Shayne was pulling his ear, looking across at Mrs. Domaine, who was staring moodily into her drink, prodding at the ice cubes with one finger.
He said slowly, “That might fit. Brossard is a Domaine driver and he could have loaned Thorne his apartment. Were you able to get any approximate dates?”
“Oh, Michael!” Lucy said in dismay, after a tiny pause. “I knew there was something I didn’t ask her. It’s elementary, isn’t it? She said she hadn’t seen either of them lately. I don’t know if that means one month or six. I have her phone number. I can call her and get right back to you.”
“It may not matter,” Shayne said abstractedly. “I’m having some drinks with a well-dressed blonde, and I guess you could call her slender. I don’t know about her shoes and I haven’t noticed how she smells. But I asked her about the Belle Mark and she nearly dropped her drink. Let’s see what she does when I ask her how long ago she stopped meeting Paul Thorne there.”
CHAPTER 13
Claire smiled ruefully as he slid into the booth. “I’ve been getting more and more apprehensive. You look like a matador ready for the kill. Who was that on the phone?”

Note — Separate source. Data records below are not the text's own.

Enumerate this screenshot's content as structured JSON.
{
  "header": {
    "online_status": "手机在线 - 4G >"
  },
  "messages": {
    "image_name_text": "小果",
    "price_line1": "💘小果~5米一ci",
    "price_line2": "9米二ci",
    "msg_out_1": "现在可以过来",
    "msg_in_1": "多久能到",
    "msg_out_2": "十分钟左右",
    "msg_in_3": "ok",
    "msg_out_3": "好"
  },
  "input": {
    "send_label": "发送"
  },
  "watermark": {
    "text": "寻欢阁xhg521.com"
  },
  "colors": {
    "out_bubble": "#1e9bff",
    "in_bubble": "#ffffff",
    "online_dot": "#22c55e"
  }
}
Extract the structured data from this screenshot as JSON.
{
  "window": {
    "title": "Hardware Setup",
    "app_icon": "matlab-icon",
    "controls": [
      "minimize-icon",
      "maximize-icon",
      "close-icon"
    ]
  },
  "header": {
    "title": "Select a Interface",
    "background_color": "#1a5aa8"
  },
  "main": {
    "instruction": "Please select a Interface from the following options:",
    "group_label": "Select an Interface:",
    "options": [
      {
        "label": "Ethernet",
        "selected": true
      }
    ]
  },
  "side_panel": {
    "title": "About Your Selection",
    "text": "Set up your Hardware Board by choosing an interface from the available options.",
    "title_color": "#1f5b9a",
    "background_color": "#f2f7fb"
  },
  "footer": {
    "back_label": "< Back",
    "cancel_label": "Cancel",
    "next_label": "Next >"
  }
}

“My secretary.” He lit a cigarette, not to heighten the suspense but because he wanted a cigarette. “She’s been showing photographs to tenants at the Belle Mark. It seems that you and Paul Thorne have both been seen using the elevator.”
Claire’s face crumpled and she made a low sound. “You make it sound so easy. A simple matter of showing some pictures in an apartment house. I thought I was being so careful! I suppose I could deny it and say it’s impossible, but I won’t. Do you want to ask questions, or hear it in my own words?”
“Just tell it to me, Claire. I take it for granted you weren’t meeting him there to talk about harness horses.”
“No.” She stubbed out her smoldering cigarillo. “If I put it into words, maybe I’ll feel better about it. There hasn’t been anybody I could talk to. Joey Dolan would have listened. I think he might have understood. Last night I came close to telling him, but in the end I couldn’t make him pay for the sherry by listening to my tale of woe. Oh, dear, I don’t know how Joey got into this. I must be trying to put off telling you how I came to find myself in bed with Paul Thorne.”
“People find themselves in bed with other people all the time,” Shayne said. “You can have coffee if you don’t want another drink.”